Rochester Police Chief, Command Team Retire Amid Investigation Into Daniel Prude Death

Less than a week after the death of Daniel Prude was made public the backlash against the Rochester Police Department became so immense that Chief La'Ron Singletary and a number of other leaders decided to step down from their position.

Singletary announced his retirement on Tuesday, saying that he wouldn't "sit idly by" while outside entities attempted to destroy his character. The police chief came under fire for allegedly playing a role in covering up Prude's death on March 23 after officers put a hood over his head and held his face to the pavement for two minutes.

The police chief initially told Rochester Mayor Lovely Warren that Prude, 41, died of a drug overdose while in police custody and the mayor said on Thursday that she didn't see the video of the arrest until August 4.

"I have addressed with the police chief how deeply and personally and professionally disappointed I am for him failing to fully and accurately inform me about what occurred with Mr. Prude. He knows he needs to do better to truly protect and serve our community and I believe that he will," Warren said during a briefing.

Singletary said in a statement he spent two decades serving the community with "honor, pride and the highest integrity" and that the police department and greater community know his "reputation and what I stand for."

"The mischaracterization and the politicization of the actions that I took after being informed of Mr. Prude's death is not based on facts, and is not what I stand for," Singletary said.

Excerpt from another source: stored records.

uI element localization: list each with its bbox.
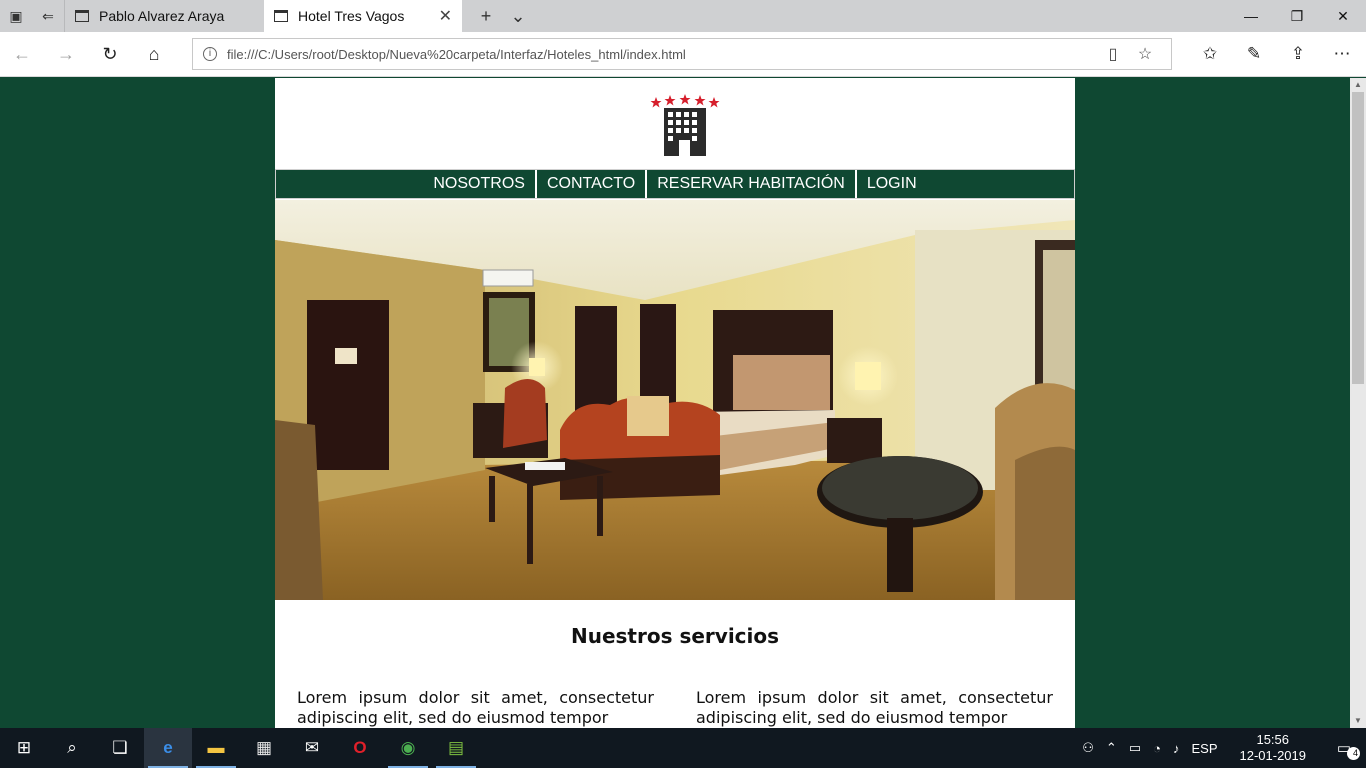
- tab-pablo-alvarez[interactable]: Pablo Alvarez Araya: [64, 0, 264, 32]
- service-text-left: Lorem ipsum dolor sit amet, consectetur …: [297, 688, 654, 727]
- service-text-right: Lorem ipsum dolor sit amet, consectetur …: [696, 688, 1053, 727]
- chrome-icon[interactable]: ◉: [384, 728, 432, 768]
- address-url[interactable]: file:///C:/Users/root/Desktop/Nueva%20ca…: [227, 47, 1097, 62]
- web-notes-icon[interactable]: ✎: [1232, 44, 1276, 64]
- site-menu: NOSOTROS CONTACTO RESERVAR HABITACIÓN LO…: [275, 169, 1075, 199]
- browser-titlebar: ▣ ⇐ Pablo Alvarez Araya Hotel Tres Vagos…: [0, 0, 1366, 32]
- page-icon: [274, 10, 288, 22]
- language-indicator[interactable]: ESP: [1185, 741, 1223, 756]
- hotel-logo-icon: [650, 94, 720, 156]
- maximize-icon[interactable]: ❐: [1274, 0, 1320, 32]
- scroll-down-icon[interactable]: ▼: [1350, 714, 1366, 728]
- home-icon[interactable]: ⌂: [132, 32, 176, 76]
- chevron-down-icon[interactable]: ⌄: [502, 6, 534, 27]
- menu-item-reservar[interactable]: RESERVAR HABITACIÓN: [647, 170, 857, 198]
- battery-icon[interactable]: ▭: [1123, 740, 1147, 756]
- favorite-star-icon[interactable]: ☆: [1129, 44, 1161, 64]
- windows-start-icon[interactable]: ⊞: [0, 728, 48, 768]
- back-arrow-icon[interactable]: ←: [0, 32, 44, 76]
- building-icon: [664, 108, 706, 156]
- favorites-list-icon[interactable]: ✩: [1188, 44, 1232, 64]
- refresh-icon[interactable]: ↻: [88, 32, 132, 76]
- share-icon[interactable]: ⇪: [1276, 44, 1320, 64]
- tab-label: Pablo Alvarez Araya: [99, 8, 225, 24]
- scroll-up-icon[interactable]: ▲: [1350, 78, 1366, 92]
- file-explorer-icon[interactable]: ▬: [192, 728, 240, 768]
- task-view-icon[interactable]: ❏: [96, 728, 144, 768]
- clock-time: 15:56: [1256, 732, 1290, 747]
- volume-icon[interactable]: ♪: [1167, 741, 1186, 756]
- minimize-icon[interactable]: —: [1228, 0, 1274, 32]
- tab-hotel-tres-vagos[interactable]: Hotel Tres Vagos ✕: [264, 0, 462, 32]
- reading-view-icon[interactable]: ▯: [1097, 44, 1129, 64]
- opera-icon[interactable]: O: [336, 728, 384, 768]
- clock[interactable]: 15:56 12-01-2019: [1224, 732, 1323, 764]
- action-center-icon[interactable]: ▭ 4: [1322, 728, 1366, 768]
- clock-date: 12-01-2019: [1239, 748, 1307, 763]
- search-icon[interactable]: ⌕: [48, 728, 96, 768]
- forward-arrow-icon[interactable]: →: [44, 32, 88, 76]
- wifi-icon[interactable]: ◔: [1147, 741, 1167, 756]
- chevron-up-icon[interactable]: ⌃: [1100, 740, 1123, 756]
- app-icon[interactable]: ▤: [432, 728, 480, 768]
- scrollbar-thumb[interactable]: [1352, 92, 1364, 384]
- more-menu-icon[interactable]: ⋯: [1320, 44, 1364, 64]
- page-scrollbar[interactable]: ▲ ▼: [1350, 78, 1366, 728]
- mail-icon[interactable]: ✉: [288, 728, 336, 768]
- menu-item-login[interactable]: LOGIN: [857, 170, 927, 198]
- close-tab-icon[interactable]: ✕: [439, 6, 452, 26]
- system-tray: ⚇ ⌃ ▭ ◔ ♪ ESP 15:56 12-01-2019 ▭ 4: [1076, 728, 1366, 768]
- set-tabs-aside-icon[interactable]: ⇐: [32, 0, 64, 32]
- section-title: Nuestros servicios: [570, 624, 780, 648]
- new-tab-icon[interactable]: +: [470, 6, 502, 27]
- tab-actions-icon[interactable]: ▣: [0, 0, 32, 32]
- site-container: NOSOTROS CONTACTO RESERVAR HABITACIÓN LO…: [275, 78, 1075, 728]
- menu-item-contacto[interactable]: CONTACTO: [537, 170, 648, 198]
- notification-badge: 4: [1347, 747, 1360, 760]
- people-icon[interactable]: ⚇: [1076, 740, 1100, 756]
- hotel-room-photo: [275, 200, 1075, 600]
- page-viewport: NOSOTROS CONTACTO RESERVAR HABITACIÓN LO…: [0, 78, 1350, 728]
- tab-label: Hotel Tres Vagos: [298, 8, 405, 24]
- menu-item-nosotros[interactable]: NOSOTROS: [423, 170, 537, 198]
- edge-icon[interactable]: e: [144, 728, 192, 768]
- close-window-icon[interactable]: ✕: [1320, 0, 1366, 32]
- stars-icon: [650, 94, 720, 108]
- info-icon[interactable]: i: [203, 47, 217, 61]
- page-icon: [75, 10, 89, 22]
- windows-taskbar: ⊞ ⌕ ❏ e ▬ ▦ ✉ O ◉ ▤ ⚇ ⌃ ▭ ◔ ♪ ESP 15:56 …: [0, 728, 1366, 768]
- address-bar[interactable]: i file:///C:/Users/root/Desktop/Nueva%20…: [192, 38, 1172, 70]
- browser-navbar: ← → ↻ ⌂ i file:///C:/Users/root/Desktop/…: [0, 32, 1366, 77]
- store-icon[interactable]: ▦: [240, 728, 288, 768]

la'ron singletary resign rochester daniel prude
Police Chief La'Ron Singletary addresses members of the media during a press conference related to the ongoing protest in the city on Sunday in Rochester, New York. On Tuesday, Singletary announced he would resign from his position. Michael M. Santiago/Getty

Along with Singletary, Deputy Chief Joseph M. Morabito and Deputy Chief Mark Simmons will retire, and possibly other senior commanders, Warren said during a city council meeting. She said the chief wasn't asked to resign, adding that she believed he was "giving his very best" and that he felt his career and integrity was "challenged."

Newsweek reached out to the Rochester Police Department for comment but did not receive a response in time for publication.

On the night of his death, police found Prude running naked in a street. Prior to his arrest, the 41-year-old was released from the hospital following a mental health evaluation that was conducted following a 911 call from his brother, Joe. During his arrest, Prude stopped breathing and was taken to a hospital, where he died two weeks later after being taken off life support.

Outrage over Prude's death ignited after his family released body camera video from his arrest on September 2. On September 3, officials suspended the seven officers involved in Prude's arrest. Two days later, State Attorney General Letitia James announced she would form a grand jury and conduct an "exhaustive investigation" into Prude's death.

"II applaud Attorney General Tish James for taking swift, decisive action in empaneling a grand jury—justice delayed is justice denied and the people of New York deserve the truth," Governor Andrew Cuomo said in a statement.

Warren said she wasn't aware if the resignations were effective immediately. In the event protests continue on Tuesday night, she said she was unsure who would take over command of the police department but stressed the need to find an interim chief.